A qualitative investigation of the barriers and facilitators to Hepatitis C virus (HCV) screening among individuals experiencing homelessness in Houston, Texas.

Abstract

Individuals experiencing homelessness may be at a higher risk for hepatitis C infection because many are vulnerable to risk factors related to HCV. Screening is the very first step in the HCV care continuum, but it remains unclear how to improve HCV screening among this hard-to-reach population. Thus, the present study investigated the barriers and facilitators to HCV screening from the perspective of individuals experiencing homelessness within a non-residential social service setting.
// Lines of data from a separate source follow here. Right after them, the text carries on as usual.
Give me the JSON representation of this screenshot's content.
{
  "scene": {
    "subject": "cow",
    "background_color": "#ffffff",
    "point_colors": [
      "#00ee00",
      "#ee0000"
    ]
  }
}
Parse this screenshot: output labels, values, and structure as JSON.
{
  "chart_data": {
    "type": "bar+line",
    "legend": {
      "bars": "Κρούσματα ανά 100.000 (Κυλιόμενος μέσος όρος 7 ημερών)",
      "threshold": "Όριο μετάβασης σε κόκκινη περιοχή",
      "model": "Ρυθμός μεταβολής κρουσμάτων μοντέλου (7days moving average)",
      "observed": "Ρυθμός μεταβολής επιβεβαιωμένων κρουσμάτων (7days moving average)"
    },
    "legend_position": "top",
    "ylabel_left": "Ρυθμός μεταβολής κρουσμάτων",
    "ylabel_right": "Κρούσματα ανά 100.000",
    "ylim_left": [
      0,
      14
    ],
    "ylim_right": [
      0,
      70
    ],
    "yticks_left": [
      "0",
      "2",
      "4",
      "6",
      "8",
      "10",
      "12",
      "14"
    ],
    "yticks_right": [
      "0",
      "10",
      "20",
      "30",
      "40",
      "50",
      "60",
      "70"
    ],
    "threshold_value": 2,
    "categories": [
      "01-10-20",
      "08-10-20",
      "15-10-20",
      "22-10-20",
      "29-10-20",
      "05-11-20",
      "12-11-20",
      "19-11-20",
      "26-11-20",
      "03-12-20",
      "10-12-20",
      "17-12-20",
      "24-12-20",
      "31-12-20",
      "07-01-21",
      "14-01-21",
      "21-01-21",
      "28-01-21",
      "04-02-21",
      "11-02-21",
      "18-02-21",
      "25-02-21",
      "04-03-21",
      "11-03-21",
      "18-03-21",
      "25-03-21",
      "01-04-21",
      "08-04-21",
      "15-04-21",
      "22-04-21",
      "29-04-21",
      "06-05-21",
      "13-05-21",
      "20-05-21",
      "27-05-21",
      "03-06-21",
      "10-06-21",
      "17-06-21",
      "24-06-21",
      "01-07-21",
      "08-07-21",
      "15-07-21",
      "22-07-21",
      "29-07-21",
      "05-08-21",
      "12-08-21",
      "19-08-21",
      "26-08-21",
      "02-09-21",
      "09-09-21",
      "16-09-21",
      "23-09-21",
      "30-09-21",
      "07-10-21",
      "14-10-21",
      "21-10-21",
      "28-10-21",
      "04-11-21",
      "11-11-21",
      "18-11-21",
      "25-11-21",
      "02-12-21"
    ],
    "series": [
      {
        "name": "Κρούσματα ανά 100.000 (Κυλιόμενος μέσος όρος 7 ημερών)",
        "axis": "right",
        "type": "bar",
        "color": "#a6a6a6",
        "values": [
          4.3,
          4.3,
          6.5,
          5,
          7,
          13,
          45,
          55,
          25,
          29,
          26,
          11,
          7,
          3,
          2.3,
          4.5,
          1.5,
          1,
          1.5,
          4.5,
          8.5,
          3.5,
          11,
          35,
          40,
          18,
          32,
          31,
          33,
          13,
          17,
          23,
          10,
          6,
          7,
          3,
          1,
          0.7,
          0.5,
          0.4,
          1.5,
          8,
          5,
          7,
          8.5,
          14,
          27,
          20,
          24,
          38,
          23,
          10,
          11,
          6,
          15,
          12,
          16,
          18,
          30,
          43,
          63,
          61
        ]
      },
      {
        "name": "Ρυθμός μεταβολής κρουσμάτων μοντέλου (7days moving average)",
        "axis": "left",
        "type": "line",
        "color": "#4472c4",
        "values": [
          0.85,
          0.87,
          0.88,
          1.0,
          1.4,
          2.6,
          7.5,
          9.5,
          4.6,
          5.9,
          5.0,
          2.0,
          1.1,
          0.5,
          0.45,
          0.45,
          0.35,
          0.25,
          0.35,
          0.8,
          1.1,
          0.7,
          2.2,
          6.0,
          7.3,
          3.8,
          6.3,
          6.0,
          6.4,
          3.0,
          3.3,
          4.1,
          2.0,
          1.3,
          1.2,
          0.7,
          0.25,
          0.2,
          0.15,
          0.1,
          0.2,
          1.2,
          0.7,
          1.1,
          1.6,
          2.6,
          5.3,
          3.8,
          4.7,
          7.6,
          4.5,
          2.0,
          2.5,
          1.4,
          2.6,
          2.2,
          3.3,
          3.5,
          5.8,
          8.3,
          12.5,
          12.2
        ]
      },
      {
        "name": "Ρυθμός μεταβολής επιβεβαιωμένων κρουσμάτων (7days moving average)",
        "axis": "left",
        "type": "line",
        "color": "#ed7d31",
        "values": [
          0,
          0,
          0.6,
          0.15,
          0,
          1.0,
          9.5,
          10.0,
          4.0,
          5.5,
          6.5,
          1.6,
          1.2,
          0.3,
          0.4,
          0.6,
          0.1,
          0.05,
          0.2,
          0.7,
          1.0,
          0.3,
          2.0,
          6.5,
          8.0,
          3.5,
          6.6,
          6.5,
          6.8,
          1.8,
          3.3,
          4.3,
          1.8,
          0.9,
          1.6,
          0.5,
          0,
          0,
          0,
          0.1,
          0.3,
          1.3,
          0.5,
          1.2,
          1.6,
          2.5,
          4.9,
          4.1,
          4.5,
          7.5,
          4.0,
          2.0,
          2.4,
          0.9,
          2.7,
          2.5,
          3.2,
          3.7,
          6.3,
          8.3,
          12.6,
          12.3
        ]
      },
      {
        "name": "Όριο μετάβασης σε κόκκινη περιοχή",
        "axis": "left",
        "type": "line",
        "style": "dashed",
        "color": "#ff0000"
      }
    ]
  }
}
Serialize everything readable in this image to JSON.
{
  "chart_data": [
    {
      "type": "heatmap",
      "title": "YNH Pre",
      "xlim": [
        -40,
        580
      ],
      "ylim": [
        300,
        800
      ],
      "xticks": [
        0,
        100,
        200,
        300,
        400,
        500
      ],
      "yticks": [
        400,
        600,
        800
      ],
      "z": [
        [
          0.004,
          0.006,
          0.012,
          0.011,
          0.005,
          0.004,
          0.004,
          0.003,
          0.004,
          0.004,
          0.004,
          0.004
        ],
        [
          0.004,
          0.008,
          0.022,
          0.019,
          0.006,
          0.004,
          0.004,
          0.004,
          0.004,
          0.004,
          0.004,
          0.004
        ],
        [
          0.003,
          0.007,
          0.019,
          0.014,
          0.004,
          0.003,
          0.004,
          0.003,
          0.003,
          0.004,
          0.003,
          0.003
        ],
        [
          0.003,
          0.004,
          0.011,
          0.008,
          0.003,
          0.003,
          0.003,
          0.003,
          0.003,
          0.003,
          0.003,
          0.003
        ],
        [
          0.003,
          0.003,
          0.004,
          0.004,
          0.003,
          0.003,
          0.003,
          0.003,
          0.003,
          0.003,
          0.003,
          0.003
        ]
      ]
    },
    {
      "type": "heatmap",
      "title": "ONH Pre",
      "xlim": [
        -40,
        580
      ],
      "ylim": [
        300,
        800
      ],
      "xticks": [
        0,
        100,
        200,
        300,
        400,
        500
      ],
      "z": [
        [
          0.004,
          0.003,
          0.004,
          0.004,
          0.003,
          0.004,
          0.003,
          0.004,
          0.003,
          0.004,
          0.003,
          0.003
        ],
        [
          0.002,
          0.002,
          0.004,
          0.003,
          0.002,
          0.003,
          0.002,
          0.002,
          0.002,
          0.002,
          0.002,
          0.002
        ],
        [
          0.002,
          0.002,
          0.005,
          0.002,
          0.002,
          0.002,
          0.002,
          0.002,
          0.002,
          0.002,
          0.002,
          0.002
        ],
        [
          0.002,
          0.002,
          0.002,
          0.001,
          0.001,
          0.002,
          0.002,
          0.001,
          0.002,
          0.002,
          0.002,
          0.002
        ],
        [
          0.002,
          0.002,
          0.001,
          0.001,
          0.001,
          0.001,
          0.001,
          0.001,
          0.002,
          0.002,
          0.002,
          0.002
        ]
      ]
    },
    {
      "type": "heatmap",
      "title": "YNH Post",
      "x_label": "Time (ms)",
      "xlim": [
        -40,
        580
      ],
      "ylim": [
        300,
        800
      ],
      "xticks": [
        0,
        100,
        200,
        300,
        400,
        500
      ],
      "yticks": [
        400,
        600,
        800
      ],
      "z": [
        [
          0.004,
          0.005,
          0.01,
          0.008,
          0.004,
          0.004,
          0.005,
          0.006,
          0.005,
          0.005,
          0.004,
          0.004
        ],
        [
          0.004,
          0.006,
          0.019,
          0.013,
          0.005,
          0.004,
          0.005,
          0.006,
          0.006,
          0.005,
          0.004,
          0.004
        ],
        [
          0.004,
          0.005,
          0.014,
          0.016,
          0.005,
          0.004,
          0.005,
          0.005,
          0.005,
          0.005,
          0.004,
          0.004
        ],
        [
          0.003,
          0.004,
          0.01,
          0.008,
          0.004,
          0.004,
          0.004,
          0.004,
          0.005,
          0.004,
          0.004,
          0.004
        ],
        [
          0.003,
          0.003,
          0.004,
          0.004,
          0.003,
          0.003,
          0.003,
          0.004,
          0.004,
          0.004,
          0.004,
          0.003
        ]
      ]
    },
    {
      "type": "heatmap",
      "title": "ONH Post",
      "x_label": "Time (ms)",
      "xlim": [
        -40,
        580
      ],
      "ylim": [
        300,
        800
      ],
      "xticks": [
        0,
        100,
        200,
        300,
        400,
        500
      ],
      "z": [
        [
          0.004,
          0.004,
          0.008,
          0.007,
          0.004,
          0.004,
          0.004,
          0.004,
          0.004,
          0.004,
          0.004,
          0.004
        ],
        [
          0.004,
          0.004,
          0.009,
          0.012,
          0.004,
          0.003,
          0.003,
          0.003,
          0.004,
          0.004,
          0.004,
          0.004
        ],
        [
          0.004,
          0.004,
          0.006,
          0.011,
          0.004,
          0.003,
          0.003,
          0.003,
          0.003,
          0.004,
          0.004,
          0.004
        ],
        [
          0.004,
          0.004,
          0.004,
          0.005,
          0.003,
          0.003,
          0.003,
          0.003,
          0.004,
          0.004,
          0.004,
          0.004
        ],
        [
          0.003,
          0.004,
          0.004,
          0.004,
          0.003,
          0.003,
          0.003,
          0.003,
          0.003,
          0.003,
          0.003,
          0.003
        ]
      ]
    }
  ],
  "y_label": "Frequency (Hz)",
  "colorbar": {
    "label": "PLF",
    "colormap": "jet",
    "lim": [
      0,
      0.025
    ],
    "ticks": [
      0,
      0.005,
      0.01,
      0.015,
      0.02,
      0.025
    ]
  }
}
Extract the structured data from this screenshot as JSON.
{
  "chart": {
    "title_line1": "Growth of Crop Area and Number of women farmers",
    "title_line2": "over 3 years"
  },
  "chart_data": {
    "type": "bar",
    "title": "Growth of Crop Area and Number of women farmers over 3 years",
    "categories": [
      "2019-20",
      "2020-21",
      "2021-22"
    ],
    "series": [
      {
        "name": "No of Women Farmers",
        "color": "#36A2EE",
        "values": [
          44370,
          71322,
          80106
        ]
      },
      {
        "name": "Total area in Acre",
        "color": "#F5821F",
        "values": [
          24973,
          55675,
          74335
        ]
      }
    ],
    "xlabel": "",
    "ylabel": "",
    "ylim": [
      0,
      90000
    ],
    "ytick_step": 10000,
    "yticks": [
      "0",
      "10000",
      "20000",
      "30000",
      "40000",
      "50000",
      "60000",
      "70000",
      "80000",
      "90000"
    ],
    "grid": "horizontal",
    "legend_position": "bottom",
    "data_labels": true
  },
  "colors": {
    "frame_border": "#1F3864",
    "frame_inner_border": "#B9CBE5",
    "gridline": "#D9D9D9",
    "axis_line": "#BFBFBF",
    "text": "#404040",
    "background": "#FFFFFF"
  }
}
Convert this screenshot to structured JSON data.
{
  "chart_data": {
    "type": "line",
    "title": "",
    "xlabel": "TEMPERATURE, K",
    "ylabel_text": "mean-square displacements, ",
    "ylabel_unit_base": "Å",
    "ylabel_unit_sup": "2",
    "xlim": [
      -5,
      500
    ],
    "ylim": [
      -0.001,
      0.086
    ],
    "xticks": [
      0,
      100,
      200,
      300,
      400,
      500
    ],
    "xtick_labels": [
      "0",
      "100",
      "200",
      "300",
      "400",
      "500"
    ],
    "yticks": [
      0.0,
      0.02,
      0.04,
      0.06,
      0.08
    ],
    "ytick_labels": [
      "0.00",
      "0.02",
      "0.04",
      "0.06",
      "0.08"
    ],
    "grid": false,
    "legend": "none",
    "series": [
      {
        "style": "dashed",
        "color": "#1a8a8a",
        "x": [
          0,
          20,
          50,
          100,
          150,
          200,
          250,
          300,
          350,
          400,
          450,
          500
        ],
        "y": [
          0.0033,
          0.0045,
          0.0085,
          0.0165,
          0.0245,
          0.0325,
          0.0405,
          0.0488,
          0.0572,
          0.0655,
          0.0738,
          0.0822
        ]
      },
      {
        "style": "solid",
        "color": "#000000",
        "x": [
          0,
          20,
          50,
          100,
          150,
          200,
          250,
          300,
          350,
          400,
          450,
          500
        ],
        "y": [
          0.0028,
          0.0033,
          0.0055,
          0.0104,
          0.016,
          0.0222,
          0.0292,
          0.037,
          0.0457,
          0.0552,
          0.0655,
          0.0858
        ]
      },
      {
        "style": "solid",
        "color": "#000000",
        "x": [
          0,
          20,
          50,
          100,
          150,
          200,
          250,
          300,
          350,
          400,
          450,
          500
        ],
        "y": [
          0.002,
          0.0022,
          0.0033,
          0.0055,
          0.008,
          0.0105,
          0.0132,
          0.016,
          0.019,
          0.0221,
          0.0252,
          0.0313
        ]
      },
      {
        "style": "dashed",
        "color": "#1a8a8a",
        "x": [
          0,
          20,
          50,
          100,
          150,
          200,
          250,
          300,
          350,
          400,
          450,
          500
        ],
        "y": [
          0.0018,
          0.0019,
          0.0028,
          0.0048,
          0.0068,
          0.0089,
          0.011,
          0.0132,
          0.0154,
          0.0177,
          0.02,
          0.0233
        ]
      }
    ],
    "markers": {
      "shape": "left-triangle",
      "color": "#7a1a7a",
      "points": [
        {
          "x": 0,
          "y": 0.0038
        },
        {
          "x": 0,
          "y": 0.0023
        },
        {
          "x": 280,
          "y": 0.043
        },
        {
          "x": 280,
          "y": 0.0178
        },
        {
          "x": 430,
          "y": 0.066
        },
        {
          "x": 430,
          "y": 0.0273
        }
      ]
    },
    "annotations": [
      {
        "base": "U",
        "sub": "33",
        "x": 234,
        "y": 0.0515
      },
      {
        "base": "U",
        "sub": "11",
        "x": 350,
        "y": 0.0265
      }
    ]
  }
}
Individuals experiencing homelessness (aged 18+) were approached while they were seeking services at two community-based organizations in Houston, Texas, during August 2020. Participants (N = 31) completed an interviewer-administered demographic survey and a semi-structured interview about their experiences with healthcare, homelessness, and HCV screening. Following transcript coding and content analysis, a thematic analysis was conducted to identify HCV screening barriers and facilitators discussed by participants. Participants were predominantly male (n = 25, 80.6%), and almost 40% of participants had no form of medical insurance. Participants identified the following as barriers to HCV screening: mistrust of the healthcare system and professionals and lack of knowledge of HCV prevention, harm reduction, and complications. Participants identified the following as facilitators to HCV screening: providing incentives and increasing access and convenience to HCV screening. Community-based HCV screening programs may wish to account for the lived experiences of individuals experiencing homelessness in order to minimize barriers to screening. Client-centered strategies that reduce wait times and incentivize participation should be considered to eliminate barriers and increase convenience for this high-risk population.